Concurrency is the execution of multiple processes or threads at the same time, either by interleaving on a single CPU or overlapping on multiple CPUs.
What is the main benefit of concurrent execution?
It allows efficient utilization of resources and faster execution of multiple tasks.
What are shared resources in the context of concurrency?
Shared resources are data or devices that multiple threads or processes can access, such as variables, memory, or files.
What is a race condition?
A race condition occurs when multiple threads/processes access and modify shared data concurrently, leading to unpredictable outcomes.

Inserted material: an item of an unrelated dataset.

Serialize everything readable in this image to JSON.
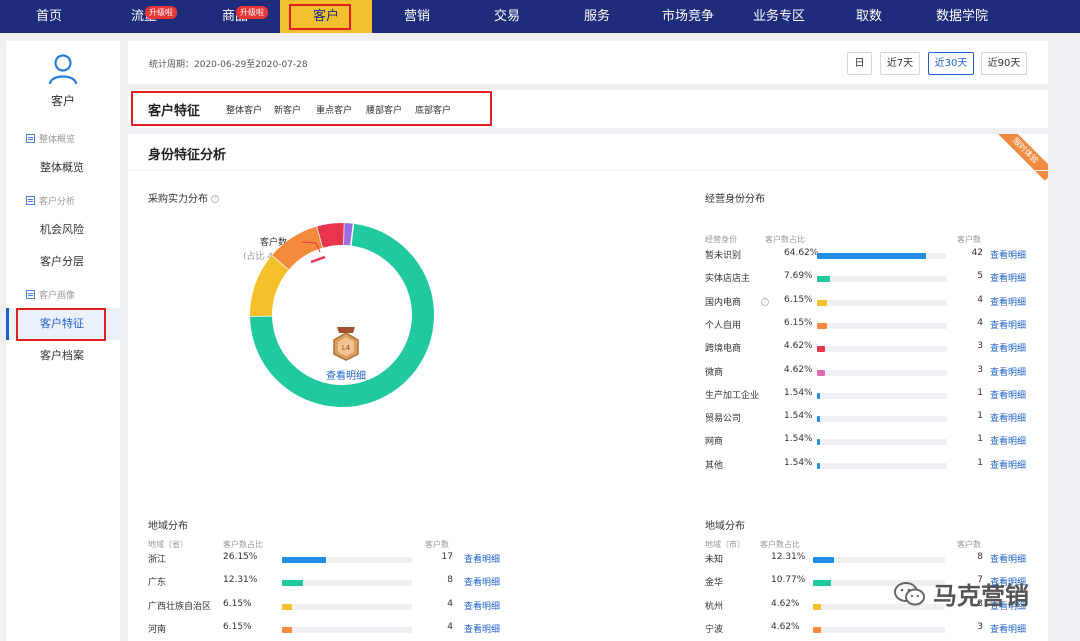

What is required for a race condition to occur?
At least one access must be a write, and the accesses are not mutually exclusive.
What is a critical section?
A critical section is a part of the program that accesses shared resources and must not be executed by more than one thread/process at a time.
What is mutual exclusion?
Mutual exclusion ensures that only one thread/process can access the critical section at a time.
List the three requirements for mutual exclusion.
Mutual Exclusion, Progress, and Bounded Waiting.
What is a deadlock?
A deadlock is a situation where two or more processes are each waiting for the other to release a resource, and thus none proceed.
What are the four necessary conditions for a deadlock?
Mutual Exclusion, Hold and Wait, No Preemption, Circular Wait.
What is livelock?
Livelock is when two or more processes continuously change state in response to each other without making progress.
What is starvation in operating systems?
Starvation occurs when a process waits indefinitely to access a resource because others with higher priority keep getting access.
How can starvation be avoided?
By using aging and fair scheduling algorithms like priority queues.
What is the Dining Philosophers Problem?
A classic synchronization problem where philosophers must share limited forks (resources) and avoid deadlock and starvation while eating and thinking.
What is the N-1 resource allocation solution for the Dining Philosophers Problem?
Only allow N-1 philosophers to pick up forks at a time to ensure at least one can eat.
What is the resource hierarchy solution for the Dining Philosophers Problem?
Assign numbers to forks and require philosophers to pick them up in order, preventing circular wait.
What is a semaphore?
A semaphore is a synchronization primitive used to control access to a shared resource via an integer counter.
What are the key operations of a semaphore?
Initialize, SemWait (decrement, may block), SemSignal (increment, may unblock).
What is a binary semaphore?
A semaphore with an initial value of 1, also known as a mutex, allowing only one thread/process access at a time.
How does SemWait work?
It decrements the semaphore. If the value becomes 0, the process blocks until it’s incremented.
How does SemSignal work?
It increments the semaphore and unblocks a waiting process, if any.